The 1961 census recorded Bewal as comprising 26 hamlets, with a total population of 1,455 people (686 male and 769 female), in 298 households and 287 physical houses. The area of the village was given as 1,429 acres.

The 1981 census recorded Bewal as having a population of 1,940 people, in 457 households, and having an area of 575.06 hectares. The main staple foods were listed as wheat and rice.

The 1991 census recorded Bewal as having a total population of 2,292 people (1,179 male and 1,113 female), in 434 households and 433 physical houses. The area of the village was listed as 468 hectares. Members of the 0-6 age group numbered 392, or 17.1% of the total; this group was 56% male (221) and 44% female (171). Members of scheduled castes made up 16.7% of the village's population, while no members of scheduled tribes were recorded.
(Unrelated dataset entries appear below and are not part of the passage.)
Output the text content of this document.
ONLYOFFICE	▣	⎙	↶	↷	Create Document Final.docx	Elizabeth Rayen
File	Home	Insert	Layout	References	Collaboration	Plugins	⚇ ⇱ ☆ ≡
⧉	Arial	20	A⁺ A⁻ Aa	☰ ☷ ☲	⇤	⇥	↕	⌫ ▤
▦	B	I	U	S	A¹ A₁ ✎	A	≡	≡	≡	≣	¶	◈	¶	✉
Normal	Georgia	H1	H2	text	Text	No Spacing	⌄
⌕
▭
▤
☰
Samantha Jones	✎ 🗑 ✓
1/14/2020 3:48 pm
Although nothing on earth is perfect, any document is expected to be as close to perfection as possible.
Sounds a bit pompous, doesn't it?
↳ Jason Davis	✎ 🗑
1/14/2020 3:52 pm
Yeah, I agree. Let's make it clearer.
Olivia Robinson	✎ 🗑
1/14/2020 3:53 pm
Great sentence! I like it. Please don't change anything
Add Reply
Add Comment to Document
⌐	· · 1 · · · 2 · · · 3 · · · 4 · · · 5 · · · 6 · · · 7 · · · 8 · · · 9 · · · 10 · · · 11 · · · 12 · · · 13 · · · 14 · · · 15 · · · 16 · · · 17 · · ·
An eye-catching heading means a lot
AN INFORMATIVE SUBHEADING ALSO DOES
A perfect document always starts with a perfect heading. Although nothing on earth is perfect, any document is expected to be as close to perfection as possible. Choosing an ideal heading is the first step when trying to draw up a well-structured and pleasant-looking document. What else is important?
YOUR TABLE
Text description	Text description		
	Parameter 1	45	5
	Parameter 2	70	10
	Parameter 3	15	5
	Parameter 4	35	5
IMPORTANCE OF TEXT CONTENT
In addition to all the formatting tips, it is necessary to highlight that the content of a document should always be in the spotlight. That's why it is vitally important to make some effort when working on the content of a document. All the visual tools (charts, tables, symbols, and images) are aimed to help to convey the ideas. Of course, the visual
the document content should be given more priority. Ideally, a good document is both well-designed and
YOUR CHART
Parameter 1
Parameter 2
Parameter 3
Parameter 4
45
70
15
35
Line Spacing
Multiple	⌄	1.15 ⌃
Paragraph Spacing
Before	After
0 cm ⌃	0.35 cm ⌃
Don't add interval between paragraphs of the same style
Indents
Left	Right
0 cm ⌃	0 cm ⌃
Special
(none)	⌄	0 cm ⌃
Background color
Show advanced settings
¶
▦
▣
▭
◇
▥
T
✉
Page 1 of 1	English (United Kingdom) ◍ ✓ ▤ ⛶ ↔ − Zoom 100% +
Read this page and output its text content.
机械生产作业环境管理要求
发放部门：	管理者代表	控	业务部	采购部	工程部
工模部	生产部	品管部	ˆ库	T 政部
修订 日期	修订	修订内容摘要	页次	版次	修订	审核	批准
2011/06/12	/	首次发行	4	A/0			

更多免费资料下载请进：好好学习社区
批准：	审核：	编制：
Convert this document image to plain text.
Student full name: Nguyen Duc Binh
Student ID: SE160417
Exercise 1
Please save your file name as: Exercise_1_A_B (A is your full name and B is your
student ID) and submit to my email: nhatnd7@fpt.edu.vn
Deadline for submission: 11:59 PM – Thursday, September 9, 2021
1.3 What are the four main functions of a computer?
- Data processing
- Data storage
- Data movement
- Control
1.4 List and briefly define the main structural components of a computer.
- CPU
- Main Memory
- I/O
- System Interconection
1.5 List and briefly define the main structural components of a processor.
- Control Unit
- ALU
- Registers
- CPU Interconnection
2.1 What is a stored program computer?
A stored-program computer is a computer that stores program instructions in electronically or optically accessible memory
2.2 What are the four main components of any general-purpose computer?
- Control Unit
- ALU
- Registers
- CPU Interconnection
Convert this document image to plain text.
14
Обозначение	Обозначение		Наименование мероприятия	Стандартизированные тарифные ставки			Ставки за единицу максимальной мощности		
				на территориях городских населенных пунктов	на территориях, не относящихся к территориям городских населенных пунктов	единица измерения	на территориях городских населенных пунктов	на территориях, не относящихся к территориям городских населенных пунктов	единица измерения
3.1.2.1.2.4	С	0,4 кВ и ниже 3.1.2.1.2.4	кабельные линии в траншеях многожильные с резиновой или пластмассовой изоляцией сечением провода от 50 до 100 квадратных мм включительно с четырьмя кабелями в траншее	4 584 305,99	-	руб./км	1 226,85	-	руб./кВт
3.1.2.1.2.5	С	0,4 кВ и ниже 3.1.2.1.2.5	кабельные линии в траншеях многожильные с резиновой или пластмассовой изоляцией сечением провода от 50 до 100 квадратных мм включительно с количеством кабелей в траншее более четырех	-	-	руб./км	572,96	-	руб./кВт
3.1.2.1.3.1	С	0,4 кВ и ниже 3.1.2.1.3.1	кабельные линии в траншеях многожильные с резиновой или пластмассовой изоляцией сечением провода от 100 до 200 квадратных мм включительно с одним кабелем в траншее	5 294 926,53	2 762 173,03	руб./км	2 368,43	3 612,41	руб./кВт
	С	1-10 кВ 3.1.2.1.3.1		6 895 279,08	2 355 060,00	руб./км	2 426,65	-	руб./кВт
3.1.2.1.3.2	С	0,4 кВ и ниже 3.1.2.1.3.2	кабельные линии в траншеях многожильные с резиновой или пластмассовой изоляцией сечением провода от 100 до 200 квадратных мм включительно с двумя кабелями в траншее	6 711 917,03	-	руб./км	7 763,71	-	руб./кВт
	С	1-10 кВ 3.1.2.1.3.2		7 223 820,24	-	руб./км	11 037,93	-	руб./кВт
The literacy rate of the village was 16% (318 men and 53 women). 675 people were classified as main workers (537 men and 138 women), while 298 people were classified as marginal workers (47 men and 251 women); the remaining 1,319 residents were non-workers. The breakdown of main workers by employment category was as follows: 564 cultivators (i.e. people who owned or leased their own land); 78 agricultural labourers (i.e. people who worked someone else's land in return for payment); 6 workers in livestock, forestry, fishing, hunting, plantations, orchards, etc.; 0 in mining and quarrying; 0 household industry workers; 0 workers employed in other manufacturing, processing, service, and repair roles; 0 construction workers; 3 employed in trade and commerce; 0 employed in transport, storage, and communications; and 24 in other services.

==History==
Bewal was a Jamindari before independence, which was ruled by Kanhpuria Kshatriya ( Rajputs ), who was a part/family of Tekari Raj, about 200 years old Kot/palace is still situated in Bewal.